Esme fechou os olhos por um momento, parecendo estar absorvendo o que acabara de ouvir e, quando abriu os olhos novamente, parecia resoluta.
- E você entende agora o quão hedionda você foi fazendo tudo isso?
- Sim, eu entendo. – Marie suspirou, não olhando para nenhum deles diretamente.
- Seja sincera... – Esme implorou – Você se arrepende?
Marie ficou em silêncio por um segundo, pensativa, e com os lábios franzidos – Estou trabalhando para isso. Mas certamente me arrependo sobre várias coisas...
- Quais? – Esme a pressionou.
- Eu teria deixado Isabella com você, se pudesse voltar no tempo. – ela admitiu – E teria lhe dito que Antônio era seu pai biológico... Pelo menos quando você era adolescente.
Esme a encarou por um longo segundo, até que suspirou – Obrigado por ser assim tão honesta comigo, mas isso ainda não anula tudo o que você fez. Eu estaria mentindo se dissesse que não gostaria de poder chamar você mãe novamente, mas você ainda não merece isso. Acha que pode merecer, algum dia? – Esme perguntou.
- Vou tentar fazer minha parte. – Marie suspirou pesadamente – Sou boa em cumprir expectativas alheias.
- Não. Eu não quero que faça isso apenas por mim. – Esme negou – Quero que faça isso pela minha filha, pelo meu marido, pelo meu pai... E, principalmente, por você mesma. Por todas as pessoas que magoou. Está no caminho certo começando a se sentir assim, então eu quero que vá para casa e continue a pensar sobre tudo, até que consiga imaginar o que sentiria se estivesse nos nossos lugares e sofresse o que fez conosco. – Bella sentiu um pouco de satisfação ao ver os olhos de Marie se arregalarem diante das palavras de Esme.

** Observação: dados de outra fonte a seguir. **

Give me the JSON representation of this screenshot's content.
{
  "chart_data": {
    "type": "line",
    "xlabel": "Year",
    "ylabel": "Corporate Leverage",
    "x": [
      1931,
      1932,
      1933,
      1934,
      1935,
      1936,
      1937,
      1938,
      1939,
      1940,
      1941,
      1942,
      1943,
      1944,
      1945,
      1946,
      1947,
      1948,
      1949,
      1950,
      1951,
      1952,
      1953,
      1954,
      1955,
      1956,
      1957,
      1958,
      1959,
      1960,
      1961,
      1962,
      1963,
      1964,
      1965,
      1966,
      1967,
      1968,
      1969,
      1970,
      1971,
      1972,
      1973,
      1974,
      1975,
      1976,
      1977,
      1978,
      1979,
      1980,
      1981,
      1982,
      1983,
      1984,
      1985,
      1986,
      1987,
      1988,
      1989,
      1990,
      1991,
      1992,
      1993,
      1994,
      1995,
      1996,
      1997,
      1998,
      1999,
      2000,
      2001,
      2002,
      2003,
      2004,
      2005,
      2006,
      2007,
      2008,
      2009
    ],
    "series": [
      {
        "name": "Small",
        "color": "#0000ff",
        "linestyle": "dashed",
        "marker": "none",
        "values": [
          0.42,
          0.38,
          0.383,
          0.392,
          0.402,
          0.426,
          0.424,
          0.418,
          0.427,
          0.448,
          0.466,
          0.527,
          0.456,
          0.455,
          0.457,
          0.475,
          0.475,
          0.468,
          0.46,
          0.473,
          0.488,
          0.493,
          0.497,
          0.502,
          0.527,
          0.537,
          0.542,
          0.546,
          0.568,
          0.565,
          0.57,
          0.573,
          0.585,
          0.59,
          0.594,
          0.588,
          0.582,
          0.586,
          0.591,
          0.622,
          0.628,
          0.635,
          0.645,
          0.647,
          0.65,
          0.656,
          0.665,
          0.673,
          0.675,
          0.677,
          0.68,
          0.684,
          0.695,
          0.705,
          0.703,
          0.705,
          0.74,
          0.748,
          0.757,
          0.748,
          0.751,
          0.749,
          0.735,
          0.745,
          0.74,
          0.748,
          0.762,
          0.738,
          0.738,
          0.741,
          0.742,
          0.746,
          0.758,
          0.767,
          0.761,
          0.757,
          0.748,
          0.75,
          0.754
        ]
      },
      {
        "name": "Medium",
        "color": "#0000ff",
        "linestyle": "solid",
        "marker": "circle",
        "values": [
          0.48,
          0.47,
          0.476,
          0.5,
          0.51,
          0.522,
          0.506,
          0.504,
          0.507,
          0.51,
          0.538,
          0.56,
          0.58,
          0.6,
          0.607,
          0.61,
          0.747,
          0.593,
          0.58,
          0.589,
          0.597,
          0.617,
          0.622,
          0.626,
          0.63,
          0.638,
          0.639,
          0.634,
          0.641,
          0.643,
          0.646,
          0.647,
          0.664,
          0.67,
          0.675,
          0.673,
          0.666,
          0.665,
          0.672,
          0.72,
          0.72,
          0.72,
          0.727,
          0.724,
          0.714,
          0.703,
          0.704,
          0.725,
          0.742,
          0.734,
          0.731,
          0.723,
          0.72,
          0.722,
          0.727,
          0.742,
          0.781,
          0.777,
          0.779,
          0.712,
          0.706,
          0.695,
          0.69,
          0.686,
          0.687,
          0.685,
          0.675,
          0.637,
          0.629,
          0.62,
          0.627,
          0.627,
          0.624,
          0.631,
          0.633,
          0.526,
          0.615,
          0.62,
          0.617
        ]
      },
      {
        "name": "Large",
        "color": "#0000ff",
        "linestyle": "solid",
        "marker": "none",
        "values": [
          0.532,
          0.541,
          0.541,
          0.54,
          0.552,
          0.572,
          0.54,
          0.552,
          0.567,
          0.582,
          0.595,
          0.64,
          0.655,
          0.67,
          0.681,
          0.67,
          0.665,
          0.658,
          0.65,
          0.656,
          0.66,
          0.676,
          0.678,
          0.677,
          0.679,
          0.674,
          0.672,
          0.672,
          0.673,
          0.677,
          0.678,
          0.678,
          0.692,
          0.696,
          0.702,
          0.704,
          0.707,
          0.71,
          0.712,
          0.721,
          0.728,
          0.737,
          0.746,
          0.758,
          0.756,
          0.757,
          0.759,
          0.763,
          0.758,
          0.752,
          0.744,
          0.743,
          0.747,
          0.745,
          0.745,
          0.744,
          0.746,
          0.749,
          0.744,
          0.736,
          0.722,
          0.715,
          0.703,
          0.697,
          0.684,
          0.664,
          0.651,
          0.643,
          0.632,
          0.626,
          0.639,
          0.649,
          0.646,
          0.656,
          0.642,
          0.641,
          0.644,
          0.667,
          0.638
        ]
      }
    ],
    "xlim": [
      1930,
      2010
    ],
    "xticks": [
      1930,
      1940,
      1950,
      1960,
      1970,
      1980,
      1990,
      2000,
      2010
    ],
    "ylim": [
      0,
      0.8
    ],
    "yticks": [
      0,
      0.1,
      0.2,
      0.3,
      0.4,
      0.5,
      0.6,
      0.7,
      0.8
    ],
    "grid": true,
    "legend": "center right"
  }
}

- No ano que vem, eu vou tentar conviver novamente com você. Checar como você está indo. Vai acontecer aos poucos e as coisas não vão voltar ao normal tão cedo. Eu não estou chamando você de mãe novamente em um futuro próximo também... Com o tempo, talvez possamos nos reaproximar o suficiente para que essa sensação que eu tenho quando olho para o seu rosto vá embora: a sensação de estar olhando para a pessoa que mais deveria me amar, mas que mais me fez sofrer. Mas essas coisas não vão mudar ainda esse ano e, especialmente, não hoje. – Esme avisou – Eu vou passar o natal e o ano novo com minha família e, com todo o respeito, não quero você lá. Mas, se está realmente dizendo a verdade, vou procurar você no início do ano que vem para que possamos conversar de novo e que possa me provar que é verdade o que está me dizendo sobre mudar. Está bem? – Esme perguntou com um pequeno sorriso.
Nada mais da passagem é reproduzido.